WHO to be resilient. WHO has all the potential and is full of expertise and goodwilling staff to

accomplish a cultural change. To make this happen I will ensure a team spirit, a culture of open speech

and consultation for all staff members, career progression and recruitment based on merit. In this

process we have to build on the achievements of the ongoing WHO reforms in alignment with the

broader UN reform agenda. The key components of the transformation strategy include:

► developing change management capacities,

► redesigning performance and reporting in a global project portfolio management framework

focusing on results, problem solving,

► to prevent bureaucracy to strangle action,

► development of rapid response teams and task forces to support country efforts to cope with local

health-related emergencies, building on mobilising WHO’s resources globally,

► further development of risk communication capabilities,

► empower professional and management information systems by big data technologies and

enhance transparency

► stabilising funding of WHO and its priority programmes.

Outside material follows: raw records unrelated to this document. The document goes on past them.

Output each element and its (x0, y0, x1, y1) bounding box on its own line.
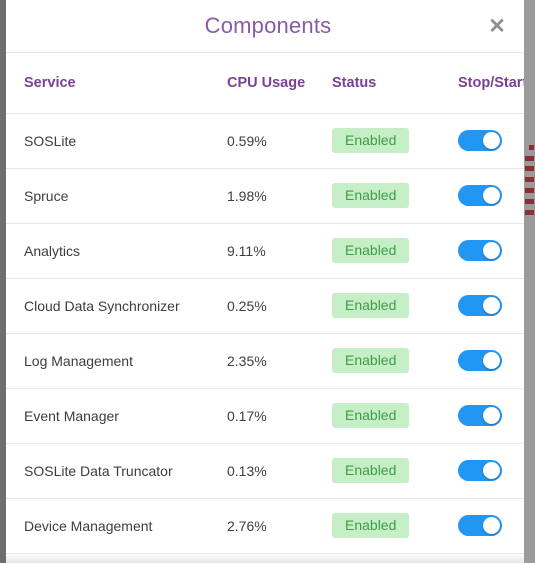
scrollbar-match-tick (525, 210, 534, 215)
cell-status: Enabled (314, 278, 426, 334)
stop-start-toggle[interactable] (458, 515, 502, 536)
toggle-knob (483, 297, 500, 314)
cell-status: Enabled (314, 498, 426, 554)
column-header-status[interactable]: Status (314, 53, 426, 114)
cell-service: Event Manager (6, 388, 209, 444)
stop-start-toggle[interactable] (458, 240, 502, 261)
page-title: Components (204, 13, 332, 38)
toggle-knob (483, 242, 500, 259)
status-badge: Enabled (332, 513, 410, 538)
cell-service: Log Management (6, 333, 209, 389)
scrollbar-match-tick (525, 166, 534, 171)
cell-cpu-usage: 2.35% (209, 333, 314, 389)
cell-service: Cloud Data Synchronizer (6, 278, 209, 334)
column-header-stop-start[interactable]: Stop/Start (426, 53, 530, 114)
cell-stop-start (426, 278, 530, 334)
column-header-service[interactable]: Service (6, 53, 209, 114)
cell-service: SOSLite Data Truncator (6, 443, 209, 499)
table-header: Service CPU Usage Status Stop/Start (6, 53, 530, 114)
table-row: SOSLite 0.59% Enabled (6, 113, 530, 169)
close-icon[interactable]: ✕ (484, 14, 510, 40)
status-badge: Enabled (332, 403, 410, 428)
toggle-knob (483, 352, 500, 369)
cell-cpu-usage: 0.17% (209, 388, 314, 444)
cell-status: Enabled (314, 333, 426, 389)
status-badge: Enabled (332, 128, 410, 153)
stop-start-toggle[interactable] (458, 460, 502, 481)
table-body: SOSLite 0.59% Enabled Spruce 1.98% Enabled Ana… (6, 113, 530, 554)
cell-status: Enabled (314, 443, 426, 499)
scrollbar-match-tick (525, 199, 534, 204)
status-badge: Enabled (332, 238, 410, 263)
cell-cpu-usage: 1.98% (209, 168, 314, 224)
status-badge: Enabled (332, 183, 410, 208)
cell-stop-start (426, 388, 530, 444)
cell-status: Enabled (314, 113, 426, 169)
table-row: SOSLite Data Truncator 0.13% Enabled (6, 443, 530, 499)
cell-service: SOSLite (6, 113, 209, 169)
stop-start-toggle[interactable] (458, 295, 502, 316)
toggle-knob (483, 132, 500, 149)
table-row: Event Manager 0.17% Enabled (6, 388, 530, 444)
table-row: Cloud Data Synchronizer 0.25% Enabled (6, 278, 530, 334)
cell-stop-start (426, 223, 530, 279)
table-row: Spruce 1.98% Enabled (6, 168, 530, 224)
toggle-knob (483, 517, 500, 534)
toggle-knob (483, 462, 500, 479)
status-badge: Enabled (332, 293, 410, 318)
table-header-row: Service CPU Usage Status Stop/Start (6, 53, 530, 114)
table-row: Device Management 2.76% Enabled (6, 498, 530, 554)
stop-start-toggle[interactable] (458, 350, 502, 371)
cell-cpu-usage: 2.76% (209, 498, 314, 554)
cell-status: Enabled (314, 388, 426, 444)
cell-stop-start (426, 333, 530, 389)
scrollbar-match-tick (529, 145, 534, 150)
stop-start-toggle[interactable] (458, 130, 502, 151)
cell-cpu-usage: 0.59% (209, 113, 314, 169)
vertical-scrollbar[interactable] (524, 0, 535, 563)
cell-stop-start (426, 498, 530, 554)
toggle-knob (483, 187, 500, 204)
scrollbar-match-tick (525, 156, 534, 161)
status-badge: Enabled (332, 348, 410, 373)
components-table: Service CPU Usage Status Stop/Start SOSL… (6, 53, 530, 554)
table-row: Log Management 2.35% Enabled (6, 333, 530, 389)
cell-stop-start (426, 168, 530, 224)
toggle-knob (483, 407, 500, 424)
cell-cpu-usage: 0.13% (209, 443, 314, 499)
cell-stop-start (426, 113, 530, 169)
cell-cpu-usage: 0.25% (209, 278, 314, 334)
scrollbar-match-tick (525, 177, 534, 182)
column-header-cpu-usage[interactable]: CPU Usage (209, 53, 314, 114)
cell-status: Enabled (314, 168, 426, 224)
cell-service: Spruce (6, 168, 209, 224)
status-badge: Enabled (332, 458, 410, 483)
cell-service: Device Management (6, 498, 209, 554)
cell-cpu-usage: 9.11% (209, 223, 314, 279)
scrollbar-match-tick (525, 188, 534, 193)
modal-header: Components ✕ (6, 0, 530, 53)
table-row: Analytics 9.11% Enabled (6, 223, 530, 279)
cell-stop-start (426, 443, 530, 499)
components-modal: Components ✕ Service CPU Usage Status St… (6, 0, 530, 563)
cell-service: Analytics (6, 223, 209, 279)
stop-start-toggle[interactable] (458, 405, 502, 426)
stop-start-toggle[interactable] (458, 185, 502, 206)
cell-status: Enabled (314, 223, 426, 279)
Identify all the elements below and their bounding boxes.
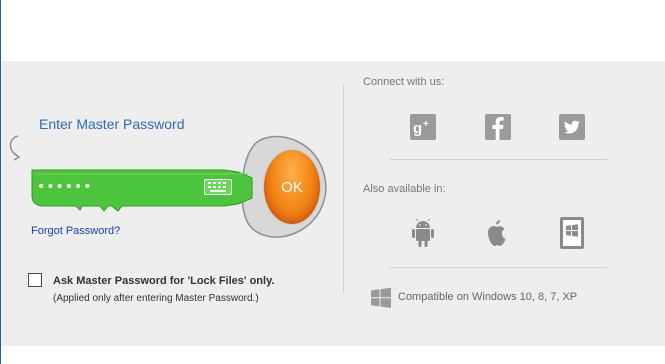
google-plus-icon[interactable]: g + <box>410 114 436 140</box>
facebook-icon[interactable] <box>485 114 511 140</box>
bottom-strip <box>0 346 665 364</box>
available-label: Also available in: <box>363 183 446 195</box>
connect-divider <box>390 159 607 160</box>
virtual-keyboard-icon[interactable] <box>204 179 232 195</box>
master-password-input[interactable] <box>37 177 187 197</box>
lock-files-checkbox[interactable] <box>28 273 42 287</box>
forgot-password-link[interactable]: Forgot Password? <box>31 225 120 237</box>
ok-button[interactable]: OK <box>264 150 320 224</box>
twitter-icon[interactable] <box>559 114 585 140</box>
ok-button-label: OK <box>281 178 303 196</box>
vertical-divider <box>343 85 344 293</box>
compatibility-text: Compatible on Windows 10, 8, 7, XP <box>398 291 578 303</box>
lock-files-label: Ask Master Password for 'Lock Files' onl… <box>53 275 275 287</box>
windows-phone-icon[interactable] <box>559 216 585 250</box>
top-area <box>0 0 665 61</box>
connect-label: Connect with us: <box>363 76 445 88</box>
svg-text:+: + <box>423 119 429 130</box>
available-divider <box>390 267 607 268</box>
android-icon[interactable] <box>410 216 436 250</box>
svg-text:g: g <box>413 120 422 137</box>
apple-icon[interactable] <box>484 216 510 250</box>
windows-icon <box>371 287 391 308</box>
lock-files-note: (Applied only after entering Master Pass… <box>53 293 259 304</box>
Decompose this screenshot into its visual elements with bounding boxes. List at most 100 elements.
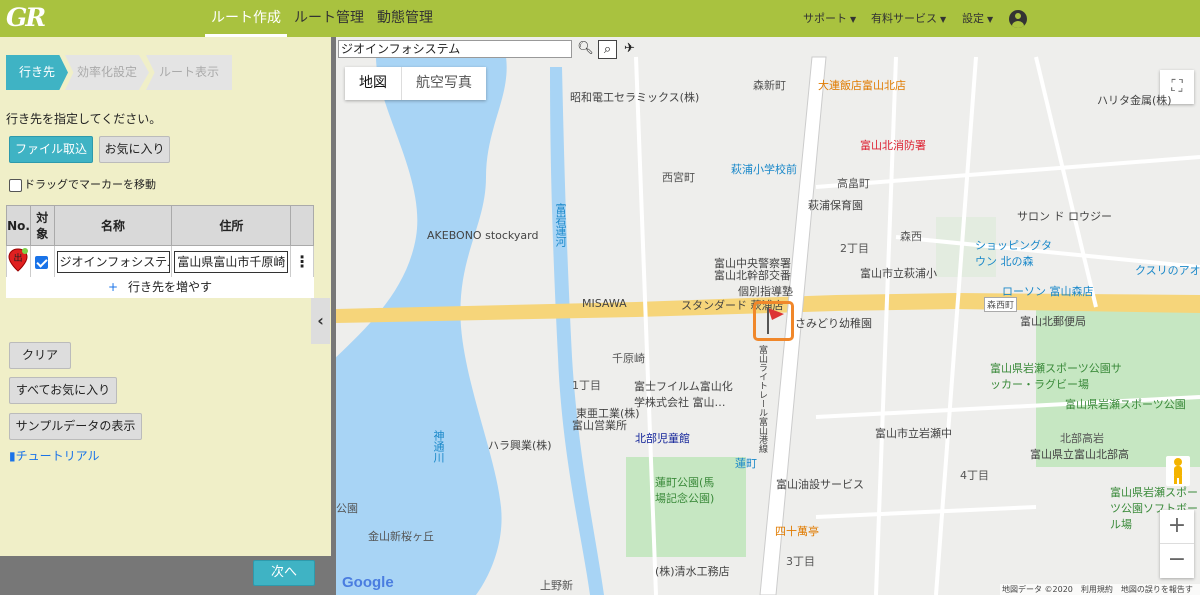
zoom-out-button[interactable]: − xyxy=(1160,544,1194,578)
map-label: 森新町 xyxy=(753,79,786,92)
map-label: サロン ド ロウジー xyxy=(1017,210,1112,223)
map-label: 富山市立岩瀬中 xyxy=(875,427,952,440)
map-label: 4丁目 xyxy=(960,469,989,482)
map-label: 富山県立富山北部高 xyxy=(1030,448,1129,461)
pin-label: 出 xyxy=(14,252,23,264)
map-label: 富士フイルム富山化学株式会社 富山… xyxy=(634,380,733,409)
map-label: 富山北郵便局 xyxy=(1020,315,1086,328)
map-label: 大連飯店富山北店 xyxy=(818,79,906,92)
step-route-display[interactable]: ルート表示 xyxy=(146,55,232,90)
map-label: 富山県岩瀬スポーツ公園サッカー・ラグビー場 xyxy=(990,362,1122,391)
map-label: 富山市立萩浦小 xyxy=(860,267,937,280)
destination-table: No. 対象 名称 住所 出 ジオインフォシステム 富山県富山市千原崎 ⋮ xyxy=(6,205,314,278)
satellite-icon[interactable]: ✈︎ xyxy=(620,40,639,59)
table-row: 出 ジオインフォシステム 富山県富山市千原崎 ⋮ xyxy=(6,245,314,278)
menu-support[interactable]: サポート ▼ xyxy=(803,0,856,37)
google-logo: Google xyxy=(342,574,394,591)
map-label: 富山油設サービス xyxy=(776,478,864,491)
map-label: 富山営業所 xyxy=(572,419,627,432)
target-checkbox[interactable] xyxy=(34,255,48,269)
area-search-icon[interactable]: ⌕ xyxy=(598,40,617,59)
flag-marker-icon xyxy=(767,308,784,334)
map-label: 西宮町 xyxy=(662,171,695,184)
chevron-left-icon: ‹ xyxy=(317,311,324,330)
header-target-label: 対象 xyxy=(36,210,49,241)
add-destination-row[interactable]: + 行き先を増やす xyxy=(6,277,314,298)
row-address-cell: 富山県富山市千原崎 xyxy=(171,245,292,278)
map-label: 森西 xyxy=(900,230,922,243)
address-input[interactable]: 富山県富山市千原崎 xyxy=(174,250,289,273)
map-label: 上野新 xyxy=(540,579,573,592)
map-type-map[interactable]: 地図 xyxy=(345,67,401,100)
map-label: 北部児童館 xyxy=(635,432,690,445)
drag-marker-option[interactable]: ドラッグでマーカーを移動 xyxy=(9,176,156,192)
menu-settings-label: 設定 xyxy=(962,12,984,25)
add-destination-label: 行き先を増やす xyxy=(128,280,213,294)
menu-settings[interactable]: 設定 ▼ xyxy=(962,0,993,37)
map-label: 昭和電工セラミックス(株) xyxy=(570,91,700,104)
map-label: 1丁目 xyxy=(572,379,601,392)
next-button[interactable]: 次へ xyxy=(253,560,315,586)
map-label: 富山県岩瀬スポーツ公園 xyxy=(1065,398,1186,411)
selected-marker-highlight[interactable] xyxy=(753,301,794,341)
nav-route-create[interactable]: ルート作成 xyxy=(205,0,287,37)
favorite-button[interactable]: お気に入り xyxy=(99,136,170,163)
menu-paid-services[interactable]: 有料サービス ▼ xyxy=(871,0,946,37)
chevron-down-icon: ▼ xyxy=(940,15,947,24)
map-label: さみどり幼稚園 xyxy=(795,317,872,330)
tutorial-link[interactable]: ▮チュートリアル xyxy=(9,447,100,464)
search-icon[interactable]: 🔍︎ xyxy=(576,40,595,59)
book-icon: ▮ xyxy=(9,449,16,463)
map-label: 萩浦保育園 xyxy=(808,199,863,212)
all-favorites-button[interactable]: すべてお気に入り xyxy=(9,377,117,404)
row-pin-cell: 出 xyxy=(6,245,31,278)
map-label: 富岩運河 xyxy=(554,203,567,247)
row-name-cell: ジオインフォシステム xyxy=(53,245,173,278)
app-logo[interactable]: GR xyxy=(6,3,46,32)
map-label: ショッピングタウン 北の森 xyxy=(975,239,1052,268)
map-label: 四十萬亭 xyxy=(775,525,819,538)
collapse-panel-button[interactable]: ‹ xyxy=(311,298,330,344)
map-attribution: 地図データ ©2020 利用規約 地図の誤りを報告する xyxy=(1000,584,1200,595)
instruction-text: 行き先を指定してください。 xyxy=(6,112,162,126)
map-label: (株)清水工務店 xyxy=(655,565,730,578)
map-label: 千原崎 xyxy=(612,352,645,365)
map-label: クスリのアオキ xyxy=(1135,264,1200,277)
nav-route-manage[interactable]: ルート管理 xyxy=(288,0,370,37)
zoom-in-button[interactable]: + xyxy=(1160,510,1194,544)
map-label: ハリタ金属(株) xyxy=(1097,94,1172,107)
map-label: 富山北幹部交番 xyxy=(714,269,791,282)
file-import-button[interactable]: ファイル取込 xyxy=(9,136,93,163)
map-label: 3丁目 xyxy=(786,555,815,568)
step-optimization[interactable]: 効率化設定 xyxy=(65,55,149,90)
map-label: 高畠町 xyxy=(837,177,870,190)
menu-support-label: サポート xyxy=(803,12,847,25)
map-type-satellite[interactable]: 航空写真 xyxy=(401,67,486,100)
start-pin-icon: 出 xyxy=(8,248,29,272)
header-address: 住所 xyxy=(171,205,292,246)
street-view-pegman-icon[interactable] xyxy=(1166,456,1190,486)
map-label: MISAWA xyxy=(582,297,627,310)
name-input[interactable]: ジオインフォシステム xyxy=(56,250,170,273)
map-label: 蓮町公園(馬場記念公園) xyxy=(655,476,715,505)
header-target: 対象 xyxy=(29,205,55,246)
drag-marker-checkbox[interactable] xyxy=(9,178,22,192)
plus-icon: + xyxy=(107,280,119,294)
map-label: 富山北消防署 xyxy=(860,139,926,152)
map-label: AKEBONO stockyard xyxy=(427,229,539,242)
map-label: 北部高岩 xyxy=(1060,432,1104,445)
map-label: 公園 xyxy=(336,502,358,515)
map-label: 森西町 xyxy=(984,297,1018,312)
map-label: 2丁目 xyxy=(840,242,869,255)
header-no: No. xyxy=(6,205,31,246)
sample-data-button[interactable]: サンプルデータの表示 xyxy=(9,413,142,440)
clear-button[interactable]: クリア xyxy=(9,342,71,369)
user-account-icon[interactable] xyxy=(1009,10,1027,28)
top-navbar: GR ルート作成 ルート管理 動態管理 サポート ▼ 有料サービス ▼ 設定 ▼ xyxy=(0,0,1200,37)
zoom-control: + − xyxy=(1160,510,1194,578)
nav-dynamic-manage[interactable]: 動態管理 xyxy=(371,0,439,37)
menu-paid-services-label: 有料サービス xyxy=(871,12,937,25)
map-search-input[interactable]: ジオインフォシステム xyxy=(338,40,572,58)
step-destination[interactable]: 行き先 xyxy=(6,55,68,90)
row-menu-icon[interactable]: ⋮ xyxy=(290,245,314,278)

Partnerships and collaboration should be endorsed

Health problems are larger than what a single organisation could ever bear. I will work to achieve

effective collaboration partnerships and coordinated actions within UN and with, member states,

donors and international stakeholders:

► As a leader umbrella organization in its changing institutional system, WHO is to renew

partnerships.

► We should be good listeners and ensure that no expertise is wasted by ignorance, no partnerships

are lost by indolence, no resistance is provoked by arrogance. We are here to serve health.

With my application I express that this is the job I am ready to do on a global level, with respect to

local cultures and pride, in trustworthy partnerships with member states, donors and allies.